The materiality thresholds used for the determination of independence and issues of conflict of interest has been considered from the point of view of the Group and directors.  For the Group, a relationship which accounts for 5% or more of its revenue is considered material.  For a director, a relationship which accounts for 5% or more of the total income of a director is considered material.  Directors’ fees are not subject to this test.

Access to Independent Advice

Directors and the Board Committees have the right in connection with their duties and responsibilities to seek independent advice at the Group’s expense.  Prior approval of the Chairman is required, but this will not be unreasonably withheld.  Where appropriate, directors share such advice with the other directors.

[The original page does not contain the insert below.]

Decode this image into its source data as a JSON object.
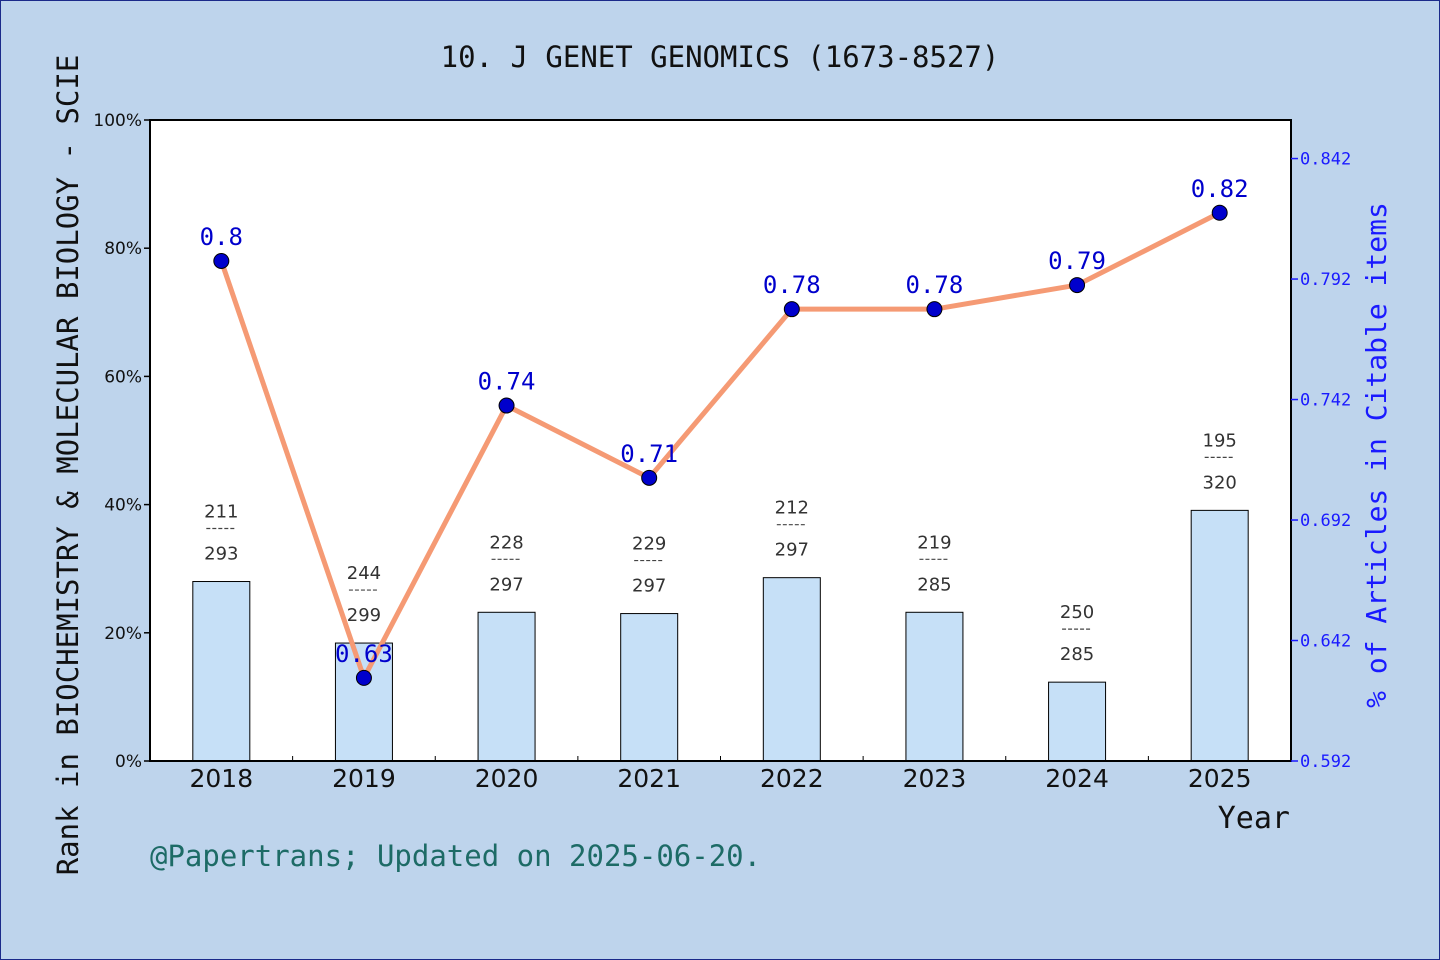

Selection and Appointment of Directors

The Nomination and Remuneration Committee is responsible for the selection and appointment of directors.  In the circumstances where there is a need to appoint a director, whether due to the retirement of a director, growth of the Group, or changed circumstances of the Group, certain procedures will be followed including the following:

  • Determination of the skills and experience appropriate for an appointee, having regard to the Group’s business strategy, the skills and experience of the existing directors and other likely changes to the Board
  • Upon identifying a potential appointee, consider the competency and qualifications, independence, other directorships, time availability, and the effect that their appointment would have on the overall balance of the composition of the Board
  • Consideration of the need for Board diversity and whether the potential appointee furthers the Board’s objective of achieving a diverse workforce in accordance with its Diversity Policy
  • The Board members consent to the proposed appointee

Details of the skills, experience and expertise of each director are outlined in the director profiles in the Annual Report.

Induction Program

The Nomination and Remuneration Committee is responsible for ensuring that an effective induction program for new directors is in place and regularly reviewed to ensure its effectiveness.  The Board has developed a comprehensive induction program for new directors to allow the new appointees to participate fully and actively in Board decision making.  The Board views the induction program as critical in enabling the new directors to gain an understanding of the Group and the markets in which it operates.  The Company Secretary assists with the induction program for directors to ensure the Group’s corporate governance practices are understood.  The Group also supports appropriate professional development opportunities for directors to enable them to enhance their skills and knowledge.